# What is good science?

With the cold weather today, my teaching in the Malaysian workshop seems a lot longer ago than two weeks. But only two weeks ago I was teaching the statistics of crystallisation in sunny Malaysia. I enjoyed it. One of the fun things about teaching at this sort of workshop is listening to the other speakers. I am as happy to learn as the students. One of the speakers in Malaysia was Mason Porter of Oxford’s Mathematical Institute. He works on networks and it was interesting to hear what he does.

One of things he mentioned was a perspective paper in Science on fitting power laws (i.e., y ~ xs) to data. It is an interesting read. If I was to summarise his paper in a sentence, it would be: So you can fit a power law to your data, so what? (Incidentally the paper is only a page and a bit long so you can easily take a look.) This is a fair question. Let us say you have some data, and it is well fit by a power law, what have you learned?

One thing that you should have spotted before you fitted the data is that you have a broad spread of values. Power laws are very broad distributions, in the following sense. The distribution of wealth is roughly a power law. Bill Gates, Sergey Brin, and others have many billions, I have a lot less wealth than them. All three of us are on a broad distribution. The height of men is Gaussian (as is that of women, although it is shifted to somewhat lower values than that of men), which is a much narrower distribution of values. Bill Gates is 1.78 m, I am 1.85 m. This is a much smaller difference that in our wealth.

You don’t need to fit a power law to spot such broad distributions. So what is the point of fitting a power law?

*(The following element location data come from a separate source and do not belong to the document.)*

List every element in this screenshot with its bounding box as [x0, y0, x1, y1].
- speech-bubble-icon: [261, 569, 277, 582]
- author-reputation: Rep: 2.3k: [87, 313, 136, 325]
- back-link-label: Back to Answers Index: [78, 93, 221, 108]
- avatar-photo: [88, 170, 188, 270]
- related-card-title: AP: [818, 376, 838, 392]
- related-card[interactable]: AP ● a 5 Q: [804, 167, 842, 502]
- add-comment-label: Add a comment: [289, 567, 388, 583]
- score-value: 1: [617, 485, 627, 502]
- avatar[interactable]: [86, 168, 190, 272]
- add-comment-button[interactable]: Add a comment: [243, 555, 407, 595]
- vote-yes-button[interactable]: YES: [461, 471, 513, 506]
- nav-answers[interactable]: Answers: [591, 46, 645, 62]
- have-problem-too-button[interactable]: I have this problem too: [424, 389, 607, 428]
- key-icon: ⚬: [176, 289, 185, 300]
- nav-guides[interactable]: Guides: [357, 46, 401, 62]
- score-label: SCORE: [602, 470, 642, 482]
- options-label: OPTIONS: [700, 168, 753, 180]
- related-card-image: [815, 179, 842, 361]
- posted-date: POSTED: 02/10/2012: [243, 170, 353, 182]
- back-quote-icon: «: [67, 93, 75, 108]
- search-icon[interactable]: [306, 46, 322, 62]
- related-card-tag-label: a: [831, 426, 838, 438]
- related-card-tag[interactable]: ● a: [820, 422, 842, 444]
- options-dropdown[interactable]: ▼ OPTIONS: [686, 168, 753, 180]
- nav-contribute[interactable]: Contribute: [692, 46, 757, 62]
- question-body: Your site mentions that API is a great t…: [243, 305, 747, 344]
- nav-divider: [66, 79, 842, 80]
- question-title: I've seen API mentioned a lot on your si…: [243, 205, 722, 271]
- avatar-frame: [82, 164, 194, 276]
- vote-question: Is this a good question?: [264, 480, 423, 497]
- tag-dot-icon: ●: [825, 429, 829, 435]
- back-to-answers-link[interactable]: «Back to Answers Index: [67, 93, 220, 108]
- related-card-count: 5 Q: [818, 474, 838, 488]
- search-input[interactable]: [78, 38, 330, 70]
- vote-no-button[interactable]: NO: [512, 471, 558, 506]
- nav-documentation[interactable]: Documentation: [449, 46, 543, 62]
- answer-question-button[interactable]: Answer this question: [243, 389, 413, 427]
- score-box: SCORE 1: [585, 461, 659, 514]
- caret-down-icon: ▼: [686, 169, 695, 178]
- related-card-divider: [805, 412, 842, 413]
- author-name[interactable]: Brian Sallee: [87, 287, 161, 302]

Generally speaking, I would say that good pure science is able make predictions about the natural world that are non-trivial, and are true, just as good engineering is making non-trivial stuff that works.

Returning to power laws, if you have a good model that allows you calculate the exponent (s above) of a power law and to predict what it should be in a range of cases, then you can do experiments on one case, show that your model works there. Then you can use your verified model to make a prediction in another case. But often, as Stumpf and Porter say, the scientists just fit a power law and claim victory, without a good tested model for why the power law applies. Without such a model, no or few predictions can be made.

Without any ability to make predictions, has anything useful been learned?